An exhaustive search over a given hyperparameter grid can be achieved using the popular GridSearchCV method from the scikit-learn library for Python hyper parametertuning. Hyperparameter tuning, which seeks to determine the optimal set of hyperparameters for a given model, is an important stage in the machine learning process.

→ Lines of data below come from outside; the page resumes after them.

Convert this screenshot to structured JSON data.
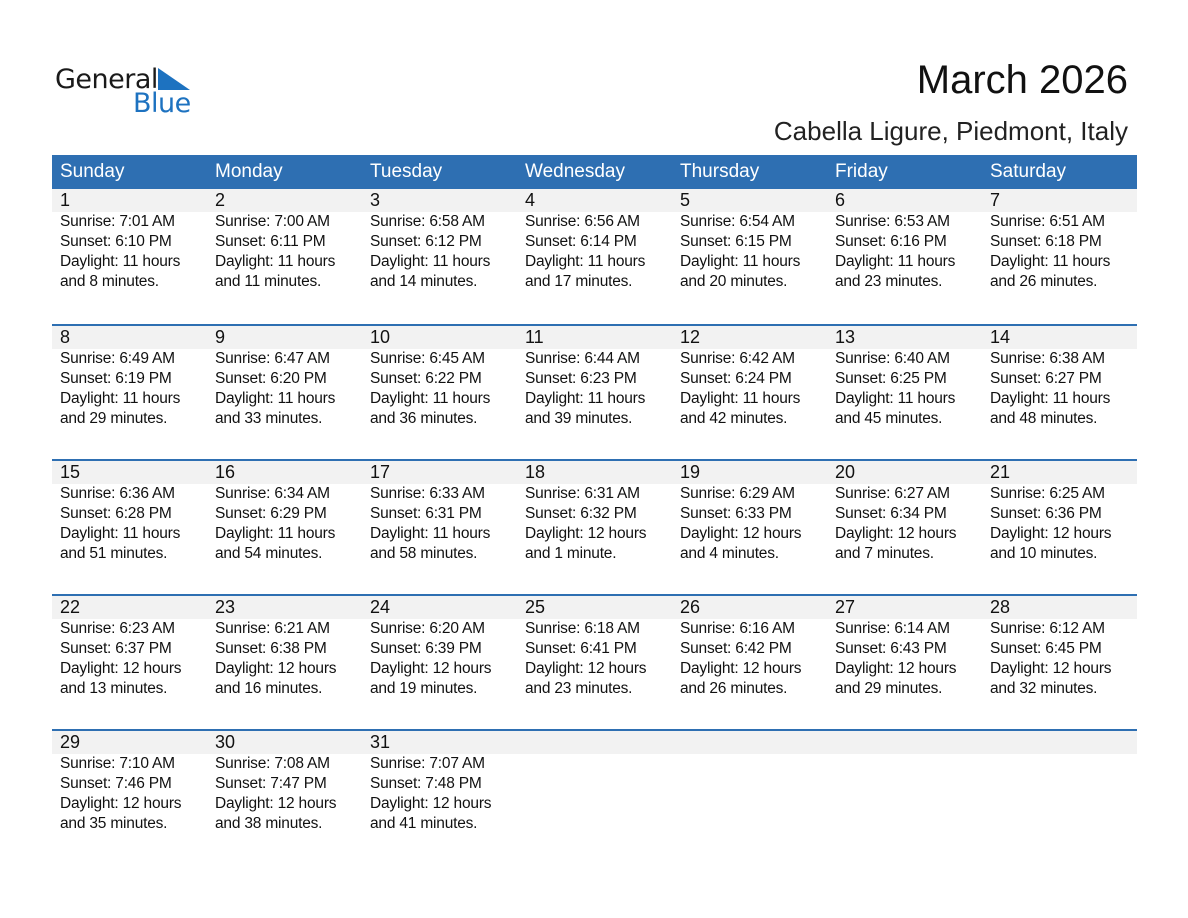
{
  "logo": {
    "text_general": "General",
    "text_blue": "Blue",
    "accent": "#1d72c0"
  },
  "title": "March 2026",
  "subtitle": "Cabella Ligure, Piedmont, Italy",
  "header_color": "#2e6fb2",
  "weekdays": [
    "Sunday",
    "Monday",
    "Tuesday",
    "Wednesday",
    "Thursday",
    "Friday",
    "Saturday"
  ],
  "start_weekday": 0,
  "days": [
    {
      "d": "1",
      "sunrise": "Sunrise: 7:01 AM",
      "sunset": "Sunset: 6:10 PM",
      "daylight": "Daylight: 11 hours",
      "minutes": "and 8 minutes."
    },
    {
      "d": "2",
      "sunrise": "Sunrise: 7:00 AM",
      "sunset": "Sunset: 6:11 PM",
      "daylight": "Daylight: 11 hours",
      "minutes": "and 11 minutes."
    },
    {
      "d": "3",
      "sunrise": "Sunrise: 6:58 AM",
      "sunset": "Sunset: 6:12 PM",
      "daylight": "Daylight: 11 hours",
      "minutes": "and 14 minutes."
    },
    {
      "d": "4",
      "sunrise": "Sunrise: 6:56 AM",
      "sunset": "Sunset: 6:14 PM",
      "daylight": "Daylight: 11 hours",
      "minutes": "and 17 minutes."
    },
    {
      "d": "5",
      "sunrise": "Sunrise: 6:54 AM",
      "sunset": "Sunset: 6:15 PM",
      "daylight": "Daylight: 11 hours",
      "minutes": "and 20 minutes."
    },
    {
      "d": "6",
      "sunrise": "Sunrise: 6:53 AM",
      "sunset": "Sunset: 6:16 PM",
      "daylight": "Daylight: 11 hours",
      "minutes": "and 23 minutes."
    },
    {
      "d": "7",
      "sunrise": "Sunrise: 6:51 AM",
      "sunset": "Sunset: 6:18 PM",
      "daylight": "Daylight: 11 hours",
      "minutes": "and 26 minutes."
    },
    {
      "d": "8",
      "sunrise": "Sunrise: 6:49 AM",
      "sunset": "Sunset: 6:19 PM",
      "daylight": "Daylight: 11 hours",
      "minutes": "and 29 minutes."
    },
    {
      "d": "9",
      "sunrise": "Sunrise: 6:47 AM",
      "sunset": "Sunset: 6:20 PM",
      "daylight": "Daylight: 11 hours",
      "minutes": "and 33 minutes."
    },
    {
      "d": "10",
      "sunrise": "Sunrise: 6:45 AM",
      "sunset": "Sunset: 6:22 PM",
      "daylight": "Daylight: 11 hours",
      "minutes": "and 36 minutes."
    },
    {
      "d": "11",
      "sunrise": "Sunrise: 6:44 AM",
      "sunset": "Sunset: 6:23 PM",
      "daylight": "Daylight: 11 hours",
      "minutes": "and 39 minutes."
    },
    {
      "d": "12",
      "sunrise": "Sunrise: 6:42 AM",
      "sunset": "Sunset: 6:24 PM",
      "daylight": "Daylight: 11 hours",
      "minutes": "and 42 minutes."
    },
    {
      "d": "13",
      "sunrise": "Sunrise: 6:40 AM",
      "sunset": "Sunset: 6:25 PM",
      "daylight": "Daylight: 11 hours",
      "minutes": "and 45 minutes."
    },
    {
      "d": "14",
      "sunrise": "Sunrise: 6:38 AM",
      "sunset": "Sunset: 6:27 PM",
      "daylight": "Daylight: 11 hours",
      "minutes": "and 48 minutes."
    },
    {
      "d": "15",
      "sunrise": "Sunrise: 6:36 AM",
      "sunset": "Sunset: 6:28 PM",
      "daylight": "Daylight: 11 hours",
      "minutes": "and 51 minutes."
    },
    {
      "d": "16",
      "sunrise": "Sunrise: 6:34 AM",
      "sunset": "Sunset: 6:29 PM",
      "daylight": "Daylight: 11 hours",
      "minutes": "and 54 minutes."
    },
    {
      "d": "17",
      "sunrise": "Sunrise: 6:33 AM",
      "sunset": "Sunset: 6:31 PM",
      "daylight": "Daylight: 11 hours",
      "minutes": "and 58 minutes."
    },
    {
      "d": "18",
      "sunrise": "Sunrise: 6:31 AM",
      "sunset": "Sunset: 6:32 PM",
      "daylight": "Daylight: 12 hours",
      "minutes": "and 1 minute."
    },
    {
      "d": "19",
      "sunrise": "Sunrise: 6:29 AM",
      "sunset": "Sunset: 6:33 PM",
      "daylight": "Daylight: 12 hours",
      "minutes": "and 4 minutes."
    },
    {
      "d": "20",
      "sunrise": "Sunrise: 6:27 AM",
      "sunset": "Sunset: 6:34 PM",
      "daylight": "Daylight: 12 hours",
      "minutes": "and 7 minutes."
    },
    {
      "d": "21",
      "sunrise": "Sunrise: 6:25 AM",
      "sunset": "Sunset: 6:36 PM",
      "daylight": "Daylight: 12 hours",
      "minutes": "and 10 minutes."
    },
    {
      "d": "22",
      "sunrise": "Sunrise: 6:23 AM",
      "sunset": "Sunset: 6:37 PM",
      "daylight": "Daylight: 12 hours",
      "minutes": "and 13 minutes."
    },
    {
      "d": "23",
      "sunrise": "Sunrise: 6:21 AM",
      "sunset": "Sunset: 6:38 PM",
      "daylight": "Daylight: 12 hours",
      "minutes": "and 16 minutes."
    },
    {
      "d": "24",
      "sunrise": "Sunrise: 6:20 AM",
      "sunset": "Sunset: 6:39 PM",
      "daylight": "Daylight: 12 hours",
      "minutes": "and 19 minutes."
    },
    {
      "d": "25",
      "sunrise": "Sunrise: 6:18 AM",
      "sunset": "Sunset: 6:41 PM",
      "daylight": "Daylight: 12 hours",
      "minutes": "and 23 minutes."
    },
    {
      "d": "26",
      "sunrise": "Sunrise: 6:16 AM",
      "sunset": "Sunset: 6:42 PM",
      "daylight": "Daylight: 12 hours",
      "minutes": "and 26 minutes."
    },
    {
      "d": "27",
      "sunrise": "Sunrise: 6:14 AM",
      "sunset": "Sunset: 6:43 PM",
      "daylight": "Daylight: 12 hours",
      "minutes": "and 29 minutes."
    },
    {
      "d": "28",
      "sunrise": "Sunrise: 6:12 AM",
      "sunset": "Sunset: 6:45 PM",
      "daylight": "Daylight: 12 hours",
      "minutes": "and 32 minutes."
    },
    {
      "d": "29",
      "sunrise": "Sunrise: 7:10 AM",
      "sunset": "Sunset: 7:46 PM",
      "daylight": "Daylight: 12 hours",
      "minutes": "and 35 minutes."
    },
    {
      "d": "30",
      "sunrise": "Sunrise: 7:08 AM",
      "sunset": "Sunset: 7:47 PM",
      "daylight": "Daylight: 12 hours",
      "minutes": "and 38 minutes."
    },
    {
      "d": "31",
      "sunrise": "Sunrise: 7:07 AM",
      "sunset": "Sunset: 7:48 PM",
      "daylight": "Daylight: 12 hours",
      "minutes": "and 41 minutes."
    }
  ]
}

Here’s how to use GridSearchCV to adjust hyperparameters:

First: Include the required libraries

import numpy as np
from sklearn.model_selection import train_test_split, GridSearchCV
# to load the iris dataset 
from sklearn.datasets import load_iris
from sklearn.svm import SVC

Second: Prepare or load your dataset

In this example, the Iris dataset will be utilized.

# Load the Iris dataset
data = load_iris()
X, y = data.data, data.target

Third: From the data, create training and test sets

# Split the dataset into training and testing sets
X_train, X_test, y_train, y_test = train_test_split(X, y, test_size=0.2, random_state=42)

Then: Build the model

# Create a support vector machine (SVM) classifier
svm_classifier = SVC()

Moving On: Describe the grid of hyperparameters

# Define the hyperparameter grid to search
param_grid = {
    'C': [0.1, 1, 10],
    'kernel': ['linear', 'rbf', 'poly'],
    'gamma': ['scale', 'auto']
}

Several values are being considered in this example for the regularization parameter (C), kernel (type of kernel function), and kernel coefficient (gamma) hyperparameters of the SVM classifier.

Subsequently: Run GridSearchCV to

# Create a GridSearchCV object with the SVM classifier and the hyperparameter grid
grid_search = GridSearchCV(svm_classifier, param_grid, cv=5, n_jobs=-1)

# Perform the grid search on the training data
grid_search.fit(X_train, y_train)

Finally: View the results here

Following GridSearchCV, you can view various properties to find out more about the ideal model and hyperparameters:

# Get the best hyperparameters found by GridSearchCV
best_params = grid_search.best_params_
print("Best Hyperparameters:", best_params)

# Get the best model with the best hyperparameters
best_model = grid_search.best_estimator_

Choose the best model by:

Lastly, you can use the best model that GridSearchCV finds to generate predictions, and you can evaluate the model’s efficacy using the test set:

# Use the best model to make predictions on the test data
y_pred = best_model.predict(X_test)

# Evaluate the model's performance
accuracy = accuracy_score(y_test, y_pred)
print(f"Accuracy: {accuracy:.2f}")

Hence, GridSearchCV uses cross-validation to evaluate the model’s performance while conducting an extensive search across the hyperparameter grid (this is controlled by the cv parameter). As a scoring measure, it will return the set of hyperparameters that perform the best when using the classifier’s default mean accuracy.